Texas Woman Diagnosed With Coronavirus Twice in Four Months

A woman in Texas has been diagnosed with the new coronavirus for the second time in four months.

Meredith McKee posted to Facebook about her new diagnosis on Saturday, warning her friends and followers to take the ongoing pandemic seriously. The post has since been shared nearly 100,000 times and garnered more than 12,000 comments.

"For the SECOND time in 12 weeks I have contracted Covid19. Yes, you can get it again & it hit me like a ton of bricks…again. I'm here to tell you this is NOT over, it is very real & nothing to be flippant about. There are so many unknowns & the CDC cannot tell whether the virus was dormant all this time or if it was a new contraction. It is very different this time but no less horrendous," McKee wrote in the post, tagging her location as Texas Health Presbyterian hospital in Dallas. She shared a selfie from her hospital bed.

For the SECOND time in 12 weeks I have contracted Covid19. Yes, you can get it again & it hit me like a ton of...

Posted by Meredith McKee on Saturday, June 13, 2020

"Plenty of tears & hurting. People, PLEASE take this seriously. ***I should add that I went to the hospital because my BP was 216/147 & I knew there was a serious problem. I had NO signs or symptoms otherwise.***" she wrote.

Newsweek reached out to McKee and Texas Health Presbyterian Hospital for comment, but they did not respond by the time of publication.

Speaking to local NBC affiliate 5 NBC DFW on Monday, McKee explained that doctors believed she had not actually recovered fully from her first infection, and that the virus had remained dormant in her body. She first tested positive for the coronavirus in February. During that diagnosis, she was able to stay quarantined at home while she recovered.

"I was floored when it was positive," she said of her new diagnosis. McKee explained that she had been so happy when she'd initially recovered from her infection, noting that she'd even donated plasma twice in hopes of helping others who'd been infected.

"I felt great doing finally something good coming out of the hell that I've been through because I'm going to help up to eight people with this plasma," the woman said.

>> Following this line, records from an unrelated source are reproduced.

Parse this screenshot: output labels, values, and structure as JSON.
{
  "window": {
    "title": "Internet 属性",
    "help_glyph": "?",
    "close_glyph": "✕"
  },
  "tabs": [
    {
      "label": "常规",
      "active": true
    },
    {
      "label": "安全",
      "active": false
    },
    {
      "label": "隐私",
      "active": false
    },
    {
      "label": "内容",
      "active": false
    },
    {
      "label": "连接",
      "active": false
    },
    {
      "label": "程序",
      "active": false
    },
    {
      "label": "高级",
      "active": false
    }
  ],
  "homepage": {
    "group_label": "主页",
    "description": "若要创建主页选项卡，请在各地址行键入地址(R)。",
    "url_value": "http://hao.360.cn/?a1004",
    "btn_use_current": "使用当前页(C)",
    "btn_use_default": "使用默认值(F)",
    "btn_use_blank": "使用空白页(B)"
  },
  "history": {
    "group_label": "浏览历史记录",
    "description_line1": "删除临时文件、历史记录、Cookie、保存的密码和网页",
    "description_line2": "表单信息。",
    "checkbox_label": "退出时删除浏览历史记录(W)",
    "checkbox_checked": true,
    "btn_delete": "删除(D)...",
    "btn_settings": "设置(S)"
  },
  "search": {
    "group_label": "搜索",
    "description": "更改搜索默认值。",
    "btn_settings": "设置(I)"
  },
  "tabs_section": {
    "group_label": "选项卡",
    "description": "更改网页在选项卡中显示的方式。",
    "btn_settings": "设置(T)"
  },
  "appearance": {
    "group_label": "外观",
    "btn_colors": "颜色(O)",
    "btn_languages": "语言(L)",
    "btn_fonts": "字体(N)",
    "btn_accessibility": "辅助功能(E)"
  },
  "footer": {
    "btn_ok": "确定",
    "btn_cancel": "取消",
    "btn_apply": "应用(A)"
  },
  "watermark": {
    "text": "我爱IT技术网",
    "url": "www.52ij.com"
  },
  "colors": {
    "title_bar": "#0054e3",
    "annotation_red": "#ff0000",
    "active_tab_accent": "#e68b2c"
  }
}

As the new coronavirus is not fully understood by scientists, it's still unclear whether being infected and then recovering confers immunity. However, health experts have pointed out that generally, recovering from a similar infection would result in immunity for at least a period of time.

Coronavirus testing
Doping Control Officer Deke Gunsolley displays a swab as he explains the new coronavirus testing process at a mobile testing unit on June 9 in Fort Worth, Texas. Dr. Ania Wajnberg told NBC that "the fragments of virus that are being picked up on these swabs weeks later are not able to replicate. They're not live virus." Tom Pennington/Getty

There have been other cases similar to that of McKee, in which patients were believed to have recovered and then later tested positive again. Meanwhile, health experts have said it appears that individuals who test positive a second time are probably not infectious to others.

"It's possible that people could shed remnants of the virus for some period of time. That doesn't mean anything is wrong with them or that they are contagious," Dr. William Schaffner, an infectious disease expert at Vanderbilt University Medical Center in Tennessee told NBC News in May.

Dr. Ania Wajnberg, associate director of medicine at the Icahn School of Medicine at Mount Sinai in New York City, shared a similar assessment.

"What we're finding more and more is that the fragments of virus that are being picked up on these swabs weeks later are not able to replicate," Wajnberg told NBC. "They're not live virus."